Business Insider interviewed Frito-Lay North America SVP and CMO Ann Mukherjee and, besides managing to misspell the executive’s name, elicited the typical client mumbo-jumbo. “I think what people want are brand experiences,” said Mukherjee. “I think the days of traditional mass marketing are kind of over.” Okey-doke. Except Frito-Lay is literally stuck—thanks in part to Corporate Cultural Collusion—with AORs that are completely rooted in traditional mass marketing. Plus, the current Lay’s Potato Chips commercial featuring a retro Al Green tune is about as traditional as it gets. “The ability to leverage the scale of our company and make it flexible. Our ability to then translate that to local substance. That’s our secret,” explained Mukherjee. “A potato chip is a potato chip globally, but the flavor, we lift and shift flavors all the time.” Wow. A free bag of Doritos goes to anyone who can translate the executive’s gobbledygook into common sense English. The truth is, Frito-Lay constantly lifts and shifts flavors like it lifts and shifts advertising agencies—and the snack company ultimately serves up the same stale shit all the time.
FRITO-LAY CMO: The Days Of Traditional Mass Marketing Are Over
By Kim Bhasin
The marketing world is changing. Marketers have more channels than ever to get their message across, but not everyone out there is doing it right.

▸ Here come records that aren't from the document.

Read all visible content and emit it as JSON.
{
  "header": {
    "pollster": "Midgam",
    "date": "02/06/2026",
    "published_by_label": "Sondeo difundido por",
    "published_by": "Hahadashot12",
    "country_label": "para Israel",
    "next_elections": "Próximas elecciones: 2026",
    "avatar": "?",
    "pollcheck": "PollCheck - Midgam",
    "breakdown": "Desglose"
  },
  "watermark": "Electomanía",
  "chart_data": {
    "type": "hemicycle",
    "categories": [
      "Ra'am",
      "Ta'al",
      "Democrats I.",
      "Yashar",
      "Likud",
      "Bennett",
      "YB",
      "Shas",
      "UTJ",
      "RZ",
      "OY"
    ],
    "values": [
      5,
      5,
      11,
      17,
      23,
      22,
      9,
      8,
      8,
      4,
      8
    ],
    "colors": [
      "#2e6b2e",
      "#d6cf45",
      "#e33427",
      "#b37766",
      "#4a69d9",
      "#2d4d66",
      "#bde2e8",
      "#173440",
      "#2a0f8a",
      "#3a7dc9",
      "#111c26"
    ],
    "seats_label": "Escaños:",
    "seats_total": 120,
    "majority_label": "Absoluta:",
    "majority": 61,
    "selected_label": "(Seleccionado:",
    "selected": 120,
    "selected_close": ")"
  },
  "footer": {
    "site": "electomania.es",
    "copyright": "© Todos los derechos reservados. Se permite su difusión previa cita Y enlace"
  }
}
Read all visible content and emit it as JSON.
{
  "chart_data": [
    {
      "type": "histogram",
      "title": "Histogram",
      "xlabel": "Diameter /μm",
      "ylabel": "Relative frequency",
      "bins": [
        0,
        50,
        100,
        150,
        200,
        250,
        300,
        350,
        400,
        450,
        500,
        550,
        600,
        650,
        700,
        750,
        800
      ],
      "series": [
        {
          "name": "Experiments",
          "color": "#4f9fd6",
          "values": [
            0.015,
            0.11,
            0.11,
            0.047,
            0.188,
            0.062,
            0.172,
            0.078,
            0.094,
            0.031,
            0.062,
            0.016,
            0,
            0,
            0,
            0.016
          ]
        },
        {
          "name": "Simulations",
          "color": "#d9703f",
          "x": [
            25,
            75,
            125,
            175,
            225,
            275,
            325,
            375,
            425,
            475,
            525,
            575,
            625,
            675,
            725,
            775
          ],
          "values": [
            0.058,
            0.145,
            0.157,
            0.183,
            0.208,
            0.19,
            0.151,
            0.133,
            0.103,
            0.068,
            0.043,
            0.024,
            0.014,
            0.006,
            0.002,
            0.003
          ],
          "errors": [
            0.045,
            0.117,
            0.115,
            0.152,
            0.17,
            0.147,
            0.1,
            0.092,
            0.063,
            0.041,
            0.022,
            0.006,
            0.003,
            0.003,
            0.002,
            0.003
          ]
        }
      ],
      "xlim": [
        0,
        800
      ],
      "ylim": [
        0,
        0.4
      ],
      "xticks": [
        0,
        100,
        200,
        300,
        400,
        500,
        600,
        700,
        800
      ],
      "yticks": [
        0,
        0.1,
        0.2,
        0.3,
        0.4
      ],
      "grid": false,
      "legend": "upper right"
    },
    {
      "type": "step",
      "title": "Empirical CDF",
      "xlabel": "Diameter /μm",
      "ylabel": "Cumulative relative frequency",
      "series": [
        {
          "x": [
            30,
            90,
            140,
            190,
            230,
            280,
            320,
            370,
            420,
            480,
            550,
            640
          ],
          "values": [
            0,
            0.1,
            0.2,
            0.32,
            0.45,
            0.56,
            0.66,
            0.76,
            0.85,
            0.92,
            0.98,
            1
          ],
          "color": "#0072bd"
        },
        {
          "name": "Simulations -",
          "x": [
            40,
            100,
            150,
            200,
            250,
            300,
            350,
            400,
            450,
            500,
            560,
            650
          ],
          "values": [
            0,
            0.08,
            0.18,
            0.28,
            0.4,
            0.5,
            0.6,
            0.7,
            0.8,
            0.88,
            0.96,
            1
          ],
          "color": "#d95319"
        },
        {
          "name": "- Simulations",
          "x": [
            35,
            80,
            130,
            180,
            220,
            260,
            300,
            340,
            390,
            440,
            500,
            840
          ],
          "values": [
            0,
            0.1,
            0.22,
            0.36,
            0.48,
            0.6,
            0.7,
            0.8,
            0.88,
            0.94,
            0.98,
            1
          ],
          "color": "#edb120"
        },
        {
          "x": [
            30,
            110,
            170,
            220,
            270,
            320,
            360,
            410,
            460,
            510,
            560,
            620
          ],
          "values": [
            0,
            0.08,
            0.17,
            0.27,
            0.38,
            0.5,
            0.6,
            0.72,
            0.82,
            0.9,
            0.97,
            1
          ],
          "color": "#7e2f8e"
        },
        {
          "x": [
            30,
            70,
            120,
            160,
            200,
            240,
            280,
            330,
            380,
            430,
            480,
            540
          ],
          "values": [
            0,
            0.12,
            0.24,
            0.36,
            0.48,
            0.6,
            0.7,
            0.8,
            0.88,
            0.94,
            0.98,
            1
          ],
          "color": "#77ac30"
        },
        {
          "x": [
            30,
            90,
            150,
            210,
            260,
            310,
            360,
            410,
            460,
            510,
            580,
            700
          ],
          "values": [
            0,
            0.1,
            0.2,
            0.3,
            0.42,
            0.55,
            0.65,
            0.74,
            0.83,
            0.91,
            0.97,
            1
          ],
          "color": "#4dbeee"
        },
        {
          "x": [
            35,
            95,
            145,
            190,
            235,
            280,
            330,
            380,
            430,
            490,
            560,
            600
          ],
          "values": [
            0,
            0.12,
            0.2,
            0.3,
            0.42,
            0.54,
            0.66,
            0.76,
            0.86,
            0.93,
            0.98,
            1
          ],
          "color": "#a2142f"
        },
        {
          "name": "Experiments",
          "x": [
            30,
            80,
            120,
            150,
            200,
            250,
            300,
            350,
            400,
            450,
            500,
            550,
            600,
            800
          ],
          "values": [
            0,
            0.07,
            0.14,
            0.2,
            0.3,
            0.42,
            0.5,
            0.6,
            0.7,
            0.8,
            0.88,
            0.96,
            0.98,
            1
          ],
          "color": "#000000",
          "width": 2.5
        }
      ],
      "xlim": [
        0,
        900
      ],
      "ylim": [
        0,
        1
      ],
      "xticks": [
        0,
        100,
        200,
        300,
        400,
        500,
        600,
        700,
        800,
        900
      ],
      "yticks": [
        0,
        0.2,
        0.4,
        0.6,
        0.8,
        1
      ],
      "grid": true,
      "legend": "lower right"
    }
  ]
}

We spoke with Ann Muhkerjee, SVP and CMO of Frito-Lay North America, about where marketing is going as technology and consumers change.
“I think what people want are brand experiences,” says Muhkerjee. “I think the days of traditional mass marketing are kind of over.”
Companies, especially those promoting big brands, can’t settle on launching a national ad campaign that consists of a bunch of billboards and television commercials. They have to hit many platforms, and they have to connect them.
“[Marketing] has to be a conduit into the multi-screen world that everyone’s living in,” she says. “How do you connect TV to social to mobile to apps to outdoor? How do you create a two-way conversation?”
Take pop-up stores, for example. Muhkerjee considers them a way to provide customers something to “engage and play” with. That’s why it opened a pop-up store in Times Square to promote the million-dollar Lay’s flavor creation contest.
There’s a trap that marketers may fall into though, says Muhkerjee. People are always trying to simplify things into a formula, but that’s just not possible. Every brand should have a different strategy, because every brand is unique.
How do they do this at Frito-Lay — a part of PepsiCo — a company that has a huge assortment of big-name brands?
Since Frito-Lay has the backing of a large multinational, and it can use its strengths (like global manufacturing and a big research budget) to capture local markets’ imagination fast.
“The ability to leverage the scale of our company and make it flexible,” says Muhkerjee. “Our ability to then translate that to local substance. That’s our secret. A potato chip is a potato chip globally, but the flavor, we lift and shift flavors all the time.”